Cet article a été publié à l'origine sur le site Éthique et affaires internationales sur le blog de l'éthique et des affaires internationales.
Fin février, Johanna Hanink, professeur agrégé de lettres classiques à l'université Brown, s'est rendue sur le site Carnegie Council pour enregistrer un podcast sur son nouveau livre How to Think about War : An Ancient Guide to Foreign Policy (Comment penser la guerre : un guide antique de la politique étrangère). Dans sa discussion sur Thucydide et les classiques de la Grèce antique, elle a évoqué les leçons que les Américains peuvent tirer de l'histoire de la guerre du Péloponnèse.
À l'instar de l'Athènes antique à son apogée, les États-Unis jouissent d'une puissance militaire inégalée et d'une position privilégiée dans les affaires mondiales. Hanink va plus loin en comparant les deux pays "non seulement en termes de puissance militaire, mais aussi parce qu'ils se considèrent comme des hégémonies morales et qu'ils sont les premiers dans le monde en termes moraux".
Les États-Unis ont utilisé leur position athénienne pour justifier les interventions à l'étranger tout en vantant l'exceptionnalisme américain. Toutefois, comme le souligne le récent rapport intérimaire du programme d'engagement mondial des États-Unis, le soutien de l'opinion publique à ce discours s'est affaibli. L'un des facteurs qui y contribuent est l'incapacité des hommes politiques à assumer la responsabilité des échecs de la politique étrangère des États-Unis, ce qui se reflète principalement dans l'opinion publique sur les guerres en Irak et en Afghanistan.

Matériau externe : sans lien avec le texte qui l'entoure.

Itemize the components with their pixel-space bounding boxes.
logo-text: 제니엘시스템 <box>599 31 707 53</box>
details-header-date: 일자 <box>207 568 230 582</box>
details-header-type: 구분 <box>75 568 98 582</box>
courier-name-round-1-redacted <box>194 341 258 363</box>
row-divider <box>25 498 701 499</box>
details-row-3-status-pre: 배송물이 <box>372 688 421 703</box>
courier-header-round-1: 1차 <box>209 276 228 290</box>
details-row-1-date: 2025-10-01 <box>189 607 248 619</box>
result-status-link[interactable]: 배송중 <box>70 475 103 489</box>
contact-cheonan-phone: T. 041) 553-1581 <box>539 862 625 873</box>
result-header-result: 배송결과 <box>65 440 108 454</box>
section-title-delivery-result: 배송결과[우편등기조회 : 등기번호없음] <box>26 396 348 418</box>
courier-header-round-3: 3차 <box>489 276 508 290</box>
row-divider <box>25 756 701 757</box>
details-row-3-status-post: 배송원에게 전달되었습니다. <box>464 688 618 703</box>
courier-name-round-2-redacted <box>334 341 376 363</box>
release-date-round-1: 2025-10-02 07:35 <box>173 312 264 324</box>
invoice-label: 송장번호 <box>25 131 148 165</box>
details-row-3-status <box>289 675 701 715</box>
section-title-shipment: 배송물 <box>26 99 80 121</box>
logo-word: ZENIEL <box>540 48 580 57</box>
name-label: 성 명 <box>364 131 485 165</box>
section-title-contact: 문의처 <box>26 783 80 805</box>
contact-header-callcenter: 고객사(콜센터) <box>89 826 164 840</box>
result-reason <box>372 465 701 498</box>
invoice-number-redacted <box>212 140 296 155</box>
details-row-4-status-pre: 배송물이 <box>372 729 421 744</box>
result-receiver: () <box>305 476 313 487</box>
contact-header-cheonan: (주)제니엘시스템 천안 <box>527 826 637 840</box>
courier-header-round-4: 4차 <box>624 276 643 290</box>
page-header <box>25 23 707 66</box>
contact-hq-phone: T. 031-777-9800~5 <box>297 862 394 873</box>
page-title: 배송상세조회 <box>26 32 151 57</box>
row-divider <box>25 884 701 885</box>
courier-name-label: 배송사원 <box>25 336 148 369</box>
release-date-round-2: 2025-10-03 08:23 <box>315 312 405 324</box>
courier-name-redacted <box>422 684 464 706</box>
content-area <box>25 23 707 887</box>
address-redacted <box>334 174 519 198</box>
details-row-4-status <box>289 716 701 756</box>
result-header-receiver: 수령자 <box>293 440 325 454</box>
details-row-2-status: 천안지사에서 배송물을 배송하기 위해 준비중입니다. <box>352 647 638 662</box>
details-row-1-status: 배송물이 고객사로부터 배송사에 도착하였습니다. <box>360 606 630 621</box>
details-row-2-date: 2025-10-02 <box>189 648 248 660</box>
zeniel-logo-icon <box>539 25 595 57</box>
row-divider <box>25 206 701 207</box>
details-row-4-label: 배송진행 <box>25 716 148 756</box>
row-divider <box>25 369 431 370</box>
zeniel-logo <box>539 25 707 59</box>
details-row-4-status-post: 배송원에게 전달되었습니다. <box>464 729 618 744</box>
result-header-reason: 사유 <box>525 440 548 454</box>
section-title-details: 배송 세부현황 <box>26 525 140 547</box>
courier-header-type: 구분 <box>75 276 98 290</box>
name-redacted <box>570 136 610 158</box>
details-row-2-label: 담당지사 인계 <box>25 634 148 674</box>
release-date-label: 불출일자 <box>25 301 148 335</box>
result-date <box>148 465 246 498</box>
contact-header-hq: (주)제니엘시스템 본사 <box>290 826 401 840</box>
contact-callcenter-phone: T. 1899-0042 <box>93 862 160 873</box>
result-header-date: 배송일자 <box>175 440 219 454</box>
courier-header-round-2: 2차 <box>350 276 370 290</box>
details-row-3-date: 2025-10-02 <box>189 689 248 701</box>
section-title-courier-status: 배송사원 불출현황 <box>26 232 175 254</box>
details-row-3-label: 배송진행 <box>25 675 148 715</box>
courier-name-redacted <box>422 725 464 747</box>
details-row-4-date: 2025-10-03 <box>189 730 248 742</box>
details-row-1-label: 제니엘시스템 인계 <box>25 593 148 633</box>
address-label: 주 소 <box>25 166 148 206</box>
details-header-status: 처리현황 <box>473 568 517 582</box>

Ici aussi, les Athéniens de l'Antiquité ont de la sagesse à partager. Pendant la guerre du Péloponnèse, les hommes d'État athéniens sont divisés sur le projet d'intervention en Sicile. Alcibiade et son camp sont trop confiants dans les chances d'Athènes de mener à bien cette expédition militaire : "Comment pourrait-on nous vaincre ? Nous sommes Athènes !" Cependant, Nicias, général et homme d'État d'un certain âge, prévoyait que l'intervention athénienne poserait des problèmes. Nicias dit à Alcibiade que la meilleure façon de démontrer la puissance athénienne aux Siciliens est de ne pas intervenir du tout. En fin de compte, l'expédition sicilienne se poursuivit et les forces expéditionnaires athéniennes furent anéanties dans la bataille.
Que pouvons-nous tirer des débats d'Alcibiade et de Nicias ? Hanink nous rappelle que le débat sur l'exceptionnalisme moral et l'interventionnisme n'est pas nouveau. Alors qu'une partie de l'électorat américain s'oppose au consensus bipartisan sur la politique étrangère qui justifiait les interventions à l'étranger, nous devrions renouveler ce dialogue et répondre aux préoccupations exprimées par Nicias au Ve siècle avant notre ère.